İYİ Parti seçimler öncesindeki sonbahar - kış dönemini 3'üncü Olağan Kurultayını yaparak değerlendirme kararı aldı. Alınan kararın hem Eskişehir hem de Türkiye üzerinde etkileri olacak. Biz Eskişehir'de İYİ Parti teşkilatları bu karardan nasıl etkilenir kısaca ele alalım.
Elbette kamuoyu genel olarak "İl Başkanı kim olacak?" sorusu üzerinde duruyor. İYİ Parti İl Başkanı'nın kim olacağı elbette önemli bir konu. Ancak kolay bir cevabı yok.

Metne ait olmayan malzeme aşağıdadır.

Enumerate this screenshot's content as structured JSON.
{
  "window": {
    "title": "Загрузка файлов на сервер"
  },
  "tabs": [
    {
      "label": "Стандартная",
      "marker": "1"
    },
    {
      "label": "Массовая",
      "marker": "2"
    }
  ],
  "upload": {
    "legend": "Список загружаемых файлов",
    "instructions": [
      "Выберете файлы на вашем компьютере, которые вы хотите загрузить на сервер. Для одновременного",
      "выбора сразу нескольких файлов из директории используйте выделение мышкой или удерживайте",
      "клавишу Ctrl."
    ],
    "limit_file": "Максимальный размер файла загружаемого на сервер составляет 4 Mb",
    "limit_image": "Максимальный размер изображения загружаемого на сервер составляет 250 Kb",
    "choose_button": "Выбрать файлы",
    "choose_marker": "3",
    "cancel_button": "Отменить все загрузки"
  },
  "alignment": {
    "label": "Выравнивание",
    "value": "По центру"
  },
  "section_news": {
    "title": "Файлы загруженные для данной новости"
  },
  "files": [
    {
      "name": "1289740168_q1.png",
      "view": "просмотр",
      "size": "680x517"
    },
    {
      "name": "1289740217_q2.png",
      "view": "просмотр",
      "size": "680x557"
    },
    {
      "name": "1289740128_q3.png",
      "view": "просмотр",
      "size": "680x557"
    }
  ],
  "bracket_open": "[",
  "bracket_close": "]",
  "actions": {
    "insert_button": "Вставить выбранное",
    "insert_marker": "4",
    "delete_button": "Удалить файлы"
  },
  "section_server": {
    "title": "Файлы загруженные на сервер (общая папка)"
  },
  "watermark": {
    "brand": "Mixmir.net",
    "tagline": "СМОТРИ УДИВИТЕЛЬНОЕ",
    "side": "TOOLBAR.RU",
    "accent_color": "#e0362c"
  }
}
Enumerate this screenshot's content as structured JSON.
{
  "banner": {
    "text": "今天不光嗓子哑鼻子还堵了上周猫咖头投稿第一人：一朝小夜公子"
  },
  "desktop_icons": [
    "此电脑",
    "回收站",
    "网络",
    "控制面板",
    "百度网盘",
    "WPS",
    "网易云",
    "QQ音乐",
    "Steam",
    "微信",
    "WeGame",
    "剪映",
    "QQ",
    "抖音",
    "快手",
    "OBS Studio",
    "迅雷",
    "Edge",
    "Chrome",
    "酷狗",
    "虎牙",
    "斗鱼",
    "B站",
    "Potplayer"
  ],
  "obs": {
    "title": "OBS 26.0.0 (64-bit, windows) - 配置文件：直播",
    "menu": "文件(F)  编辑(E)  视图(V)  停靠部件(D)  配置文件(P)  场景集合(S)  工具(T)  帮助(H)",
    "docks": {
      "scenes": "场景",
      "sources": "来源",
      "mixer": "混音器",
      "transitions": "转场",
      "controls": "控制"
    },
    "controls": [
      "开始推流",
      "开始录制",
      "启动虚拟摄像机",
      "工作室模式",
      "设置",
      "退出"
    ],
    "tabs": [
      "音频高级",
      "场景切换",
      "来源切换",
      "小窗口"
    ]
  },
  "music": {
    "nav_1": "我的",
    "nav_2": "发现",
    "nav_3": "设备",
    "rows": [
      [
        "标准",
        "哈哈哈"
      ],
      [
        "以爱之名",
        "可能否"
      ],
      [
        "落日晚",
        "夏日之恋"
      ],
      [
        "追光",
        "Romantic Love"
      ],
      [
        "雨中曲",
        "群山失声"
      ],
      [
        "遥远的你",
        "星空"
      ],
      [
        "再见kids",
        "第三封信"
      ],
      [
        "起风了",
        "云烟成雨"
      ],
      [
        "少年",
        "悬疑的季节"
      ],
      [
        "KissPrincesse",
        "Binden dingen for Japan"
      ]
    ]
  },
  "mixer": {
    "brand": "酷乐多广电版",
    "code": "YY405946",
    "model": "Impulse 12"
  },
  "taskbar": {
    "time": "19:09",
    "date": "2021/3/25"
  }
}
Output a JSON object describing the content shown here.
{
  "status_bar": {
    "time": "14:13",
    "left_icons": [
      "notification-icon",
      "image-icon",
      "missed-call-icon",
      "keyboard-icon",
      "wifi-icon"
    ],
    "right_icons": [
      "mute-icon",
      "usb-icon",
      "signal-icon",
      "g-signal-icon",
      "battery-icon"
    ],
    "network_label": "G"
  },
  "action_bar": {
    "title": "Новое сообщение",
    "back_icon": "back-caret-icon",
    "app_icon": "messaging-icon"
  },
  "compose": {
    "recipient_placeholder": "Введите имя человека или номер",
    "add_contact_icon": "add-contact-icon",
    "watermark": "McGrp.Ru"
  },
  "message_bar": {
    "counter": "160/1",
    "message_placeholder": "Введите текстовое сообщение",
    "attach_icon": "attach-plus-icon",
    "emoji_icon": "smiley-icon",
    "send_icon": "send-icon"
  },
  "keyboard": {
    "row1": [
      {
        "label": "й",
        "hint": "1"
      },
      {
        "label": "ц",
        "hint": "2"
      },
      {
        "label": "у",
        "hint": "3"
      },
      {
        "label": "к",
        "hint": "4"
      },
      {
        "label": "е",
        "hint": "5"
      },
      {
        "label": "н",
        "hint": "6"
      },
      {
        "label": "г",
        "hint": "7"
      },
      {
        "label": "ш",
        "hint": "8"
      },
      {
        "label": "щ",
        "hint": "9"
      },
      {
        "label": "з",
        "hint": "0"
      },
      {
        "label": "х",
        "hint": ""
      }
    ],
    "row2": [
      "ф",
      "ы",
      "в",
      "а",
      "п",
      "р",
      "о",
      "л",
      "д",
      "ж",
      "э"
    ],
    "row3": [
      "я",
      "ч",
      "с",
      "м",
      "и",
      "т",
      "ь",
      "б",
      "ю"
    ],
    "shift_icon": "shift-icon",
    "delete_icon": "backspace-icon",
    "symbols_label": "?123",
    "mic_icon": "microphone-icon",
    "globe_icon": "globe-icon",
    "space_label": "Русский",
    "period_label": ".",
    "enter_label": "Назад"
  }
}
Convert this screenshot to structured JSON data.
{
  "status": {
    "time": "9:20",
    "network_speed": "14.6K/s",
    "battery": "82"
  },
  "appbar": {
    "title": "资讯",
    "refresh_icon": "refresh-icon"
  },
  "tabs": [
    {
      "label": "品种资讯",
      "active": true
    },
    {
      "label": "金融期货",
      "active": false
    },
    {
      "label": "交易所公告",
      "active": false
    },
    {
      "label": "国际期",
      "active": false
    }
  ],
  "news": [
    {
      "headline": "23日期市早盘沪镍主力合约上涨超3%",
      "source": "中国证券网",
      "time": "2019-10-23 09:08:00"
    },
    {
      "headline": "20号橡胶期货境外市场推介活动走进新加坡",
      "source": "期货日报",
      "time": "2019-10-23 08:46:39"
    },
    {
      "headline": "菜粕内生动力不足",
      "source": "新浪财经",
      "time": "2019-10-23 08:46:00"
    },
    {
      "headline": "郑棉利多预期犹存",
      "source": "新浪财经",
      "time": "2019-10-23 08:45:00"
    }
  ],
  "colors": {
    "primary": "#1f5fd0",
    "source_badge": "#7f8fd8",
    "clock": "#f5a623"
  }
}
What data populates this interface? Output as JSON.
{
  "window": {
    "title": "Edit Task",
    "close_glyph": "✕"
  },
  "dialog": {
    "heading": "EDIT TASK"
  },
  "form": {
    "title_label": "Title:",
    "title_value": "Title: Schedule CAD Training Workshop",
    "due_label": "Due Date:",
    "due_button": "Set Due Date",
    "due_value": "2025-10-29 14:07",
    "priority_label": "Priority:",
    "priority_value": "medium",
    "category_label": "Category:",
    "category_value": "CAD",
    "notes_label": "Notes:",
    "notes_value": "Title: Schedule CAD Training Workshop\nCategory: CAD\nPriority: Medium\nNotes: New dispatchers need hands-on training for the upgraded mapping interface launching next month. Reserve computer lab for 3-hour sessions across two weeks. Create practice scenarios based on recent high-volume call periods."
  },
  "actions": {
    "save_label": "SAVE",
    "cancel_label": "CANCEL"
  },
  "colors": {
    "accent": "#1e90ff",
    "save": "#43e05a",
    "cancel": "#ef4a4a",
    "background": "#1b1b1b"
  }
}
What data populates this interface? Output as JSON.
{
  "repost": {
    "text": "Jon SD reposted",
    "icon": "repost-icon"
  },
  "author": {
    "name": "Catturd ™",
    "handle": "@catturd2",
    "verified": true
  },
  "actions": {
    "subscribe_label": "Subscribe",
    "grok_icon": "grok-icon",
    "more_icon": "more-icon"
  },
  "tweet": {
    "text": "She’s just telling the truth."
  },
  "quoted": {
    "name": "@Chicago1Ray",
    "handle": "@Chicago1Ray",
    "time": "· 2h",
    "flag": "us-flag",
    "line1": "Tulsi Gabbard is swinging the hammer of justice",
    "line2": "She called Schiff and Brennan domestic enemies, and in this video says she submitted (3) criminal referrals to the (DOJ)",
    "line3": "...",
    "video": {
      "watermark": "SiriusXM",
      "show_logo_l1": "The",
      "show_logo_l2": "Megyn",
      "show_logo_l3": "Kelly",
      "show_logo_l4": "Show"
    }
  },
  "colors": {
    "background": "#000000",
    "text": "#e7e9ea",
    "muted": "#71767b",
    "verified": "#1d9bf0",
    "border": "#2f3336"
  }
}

Öncelikle İl yönetimlerini gazeteciler, işadamları veya sivil toplum kuruluşları değil, 600 il delegesi belirler. Sorun delegeleri kimin belirleyeceğidir. "İYİ Parti'de filanca kişi ipi göğüsler" diyenler ya temennilerini dile getiriyor yada siyaseti pek bilmiyor.
Şimdi bu delegelerin yaklaşık 70'i dış ilçelerden gelir. Geriye kalan delegeler ise Tepebaşı ve Odunpazarı İlçelerinden çıkacaktır. Odunpazarı İlçesinin, Tepebaşından - muhtemelen 30 - 35 delege fazlası olacaktır. Şimdi bu rakamları bir köşeye not edelim. Bunlar önemli rakamlar...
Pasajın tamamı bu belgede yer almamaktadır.